Segundo a defesa, a relatora é “sabida opositora política” de Bolsonaro. A senadora fez campanha para Lula no ano passado.
A defesa do ex-presidente disse ainda que causa indignação o indiciamento de vários civis e militares, “evidenciando a crescente hostilidade com as Forças Armadas”.
Após a aprovação do relatório, deputados e senadores da base caminharam até a praça dos Três Poderes, ao lado do Congresso. Houve uma confusão no trajeto depois que um assessor do deputado federal Carlos Jordy (PL-RJ) provocou os parlamentares.
O homem, identificado como Rodrigo Duarte, acertou a senadora Soraya Thronicke (Podemos-MS) ao tentar pegar seu celular, que tinha sido derrubado pelo deputado federal Rogério Correia (PT-MG). “Na minha cabeça! Prende esse cara”, afirmou a parlamentar durante a confusão.
Após o tumulto, Soraya disse que a conduta do assessor era inaceitável e que registraria um boletim de ocorrência contra ele. “Se não aprenderam [após o 8 de janeiro], vai acontecer o que para aprenderem?”
Jordy disse que determinou a exoneração do auxiliar.
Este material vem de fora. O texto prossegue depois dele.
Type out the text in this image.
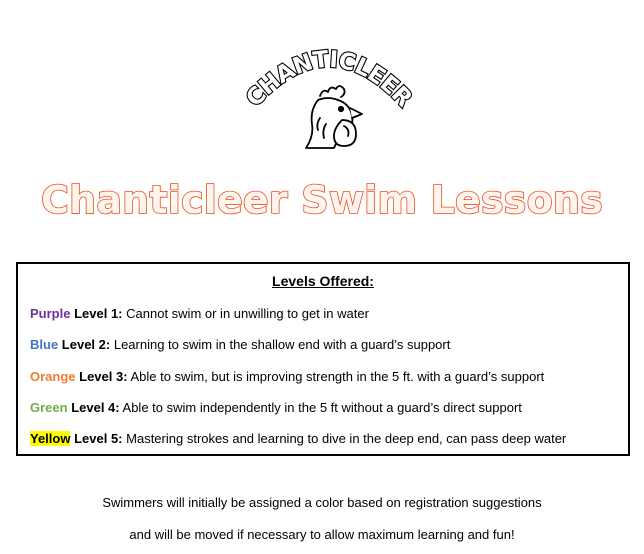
CHANTICLEER
Chanticleer Swim Lessons
Levels Offered:
Purple Level 1: Cannot swim or in unwilling to get in water
Blue Level 2: Learning to swim in the shallow end with a guard’s support
Orange Level 3: Able to swim, but is improving strength in the 5 ft. with a guard’s support
Green Level 4: Able to swim independently in the 5 ft without a guard’s direct support
Yellow Level 5: Mastering strokes and learning to dive in the deep end, can pass deep water
Swimmers will initially be assigned a color based on registration suggestions
and will be moved if necessary to allow maximum learning and fun!
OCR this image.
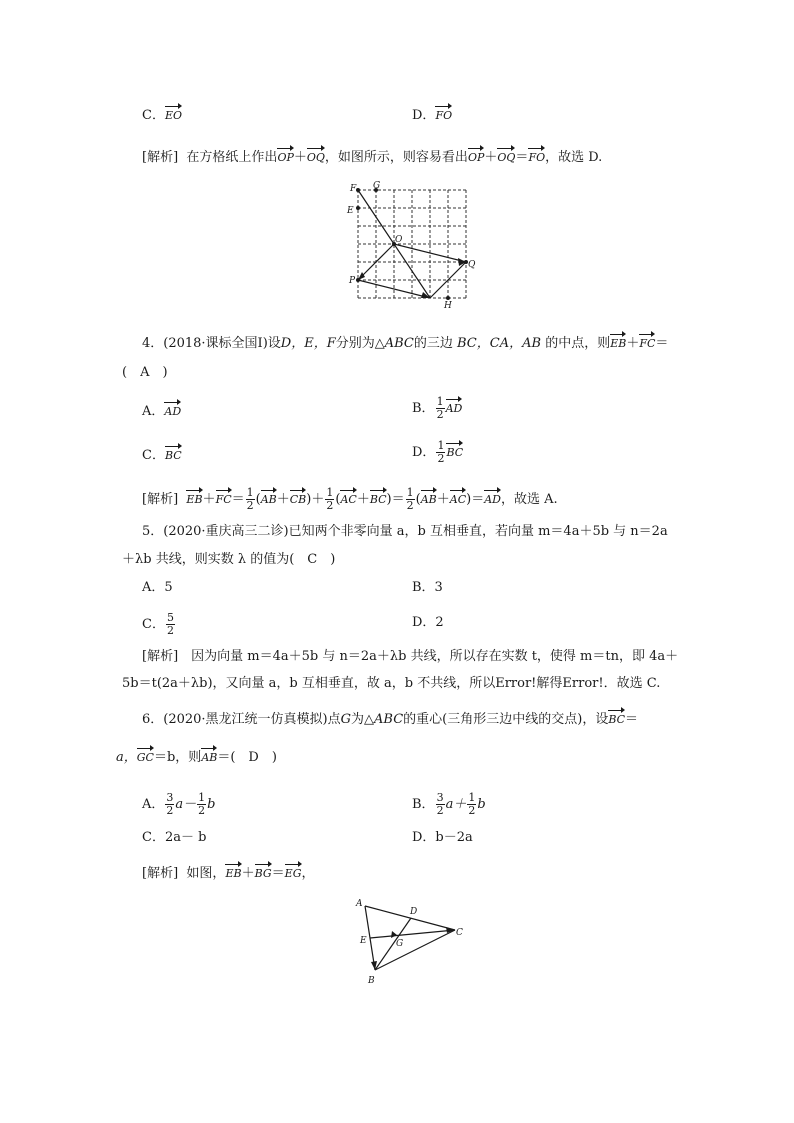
C．EO	D．FO
[解析] 在方格纸上作出OP＋OQ，如图所示，则容易看出OP＋OQ＝FO，故选 D.
F G
E
O
Q
P
H
4．(2018·课标全国Ⅰ)设D，E，F分别为△ABC的三边 BC，CA，AB 的中点，则EB＋FC＝
(　A　)
A．AD	B． $\frac{1}{2}$ AD
C．BC	D． $\frac{1}{2}$ BC
[解析] $EB+FC= \frac{1}{2} (AB+CB)+ \frac{1}{2} (AC+BC)= \frac{1}{2} (AB+AC)=AD$，故选 A.
5．(2020·重庆高三二诊)已知两个非零向量 a，b 互相垂直，若向量 m＝4a＋5b 与 n＝2a
＋λb 共线，则实数 λ 的值为(　C　)
A．5	B．3
C． $\frac{5}{2}$	D．2
[解析]　因为向量 m＝4a＋5b 与 n＝2a＋λb 共线，所以存在实数 t，使得 m＝tn，即 4a＋
5b＝t(2a＋λb)，又向量 a，b 互相垂直，故 a，b 不共线，所以Error!解得Error!．故选 C.
6．(2020·黑龙江统一仿真模拟)点G为△ABC的重心(三角形三边中线的交点)，设BC＝
a，GC＝b，则AB＝(　D　)
A． $\frac{3}{2} a- \frac{1}{2}$ b	B． $\frac{3}{2} a+ \frac{1}{2}$ b
C．2a－ b	D．b－2a
[解析] 如图，EB＋BG＝EG，
A
D
E	G
C
B
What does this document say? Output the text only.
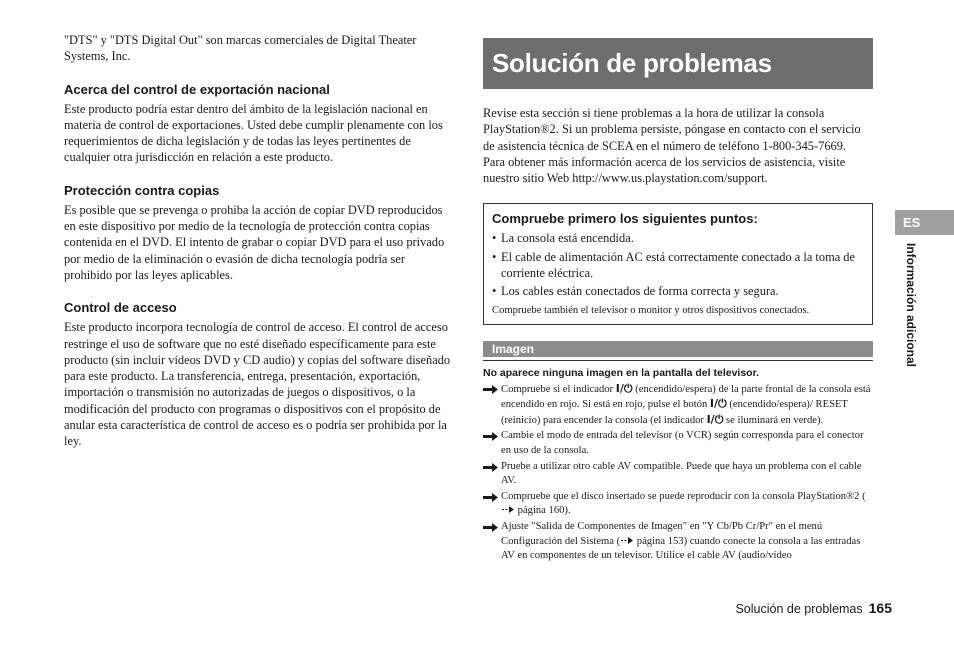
"DTS" y "DTS Digital Out" son marcas comerciales de Digital Theater Systems, Inc.

Acerca del control de exportación nacional

Este producto podría estar dentro del ámbito de la legislación nacional en materia de control de exportaciones. Usted debe cumplir plenamente con los requerimientos de dicha legislación y de todas las leyes pertinentes de cualquier otra jurisdicción en relación a este producto.

Protección contra copias

Es posible que se prevenga o prohiba la acción de copiar DVD reproducidos en este dispositivo por medio de la tecnología de protección contra copias contenida en el DVD. El intento de grabar o copiar DVD para el uso privado por medio de la eliminación o evasión de dicha tecnología podría ser prohibido por las leyes aplicables.

Control de acceso

Este producto incorpora tecnología de control de acceso. El control de acceso restringe el uso de software que no esté diseñado específicamente para este producto (sin incluir vídeos DVD y CD audio) y copias del software diseñado para este producto. La transferencia, entrega, presentación, exportación, importación o transmisión no autorizadas de juegos o dispositivos, o la modificación del producto con programas o dispositivos con el propósito de anular esta característica de control de acceso es o podría ser prohibida por la ley.

Solución de problemas

Revise esta sección si tiene problemas a la hora de utilizar la consola PlayStation®2. Si un problema persiste, póngase en contacto con el servicio de asistencia técnica de SCEA en el número de teléfono 1-800-345-7669.

Para obtener más información acerca de los servicios de asistencia, visite nuestro sitio Web http://www.us.playstation.com/support.

Compruebe primero los siguientes puntos:
• La consola está encendida.
• El cable de alimentación AC está correctamente conectado a la toma de corriente eléctrica.
• Los cables están conectados de forma correcta y segura.
Compruebe también el televisor o monitor y otros dispositivos conectados.
Imagen
No aparece ninguna imagen en la pantalla del televisor.
Compruebe si el indicador I/⏻ (encendido/espera) de la parte frontal de la consola está encendido en rojo. Si está en rojo, pulse el botón I/⏻ (encendido/espera)/ RESET (reinicio) para encender la consola (el indicador I/⏻ se iluminará en verde).
Cambie el modo de entrada del televisor (o VCR) según corresponda para el conector en uso de la consola.
Pruebe a utilizar otro cable AV compatible. Puede que haya un problema con el cable AV.
Compruebe que el disco insertado se puede reproducir con la consola PlayStation®2 ( página 160).
Ajuste "Salida de Componentes de Imagen" en "Y Cb/Pb Cr/Pr" en el menú Configuración del Sistema ( página 153) cuando conecte la consola a las entradas AV en componentes de un televisor. Utilice el cable AV (audio/vídeo
ES
Información adicional
Solución de problemas 165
“Assisti ao vídeo. Não houve agressão. Ele estava filmando e gritando, e o deputado Rogério Correia bateu em sua mão para retirar seu celular, que acabou caindo na cabeça da senadora Soraya. Contudo, independentemente disto, a conduta é incompatível com a de um assessor parlamentar e sua exoneração já foi determinada”, afirmou em nota.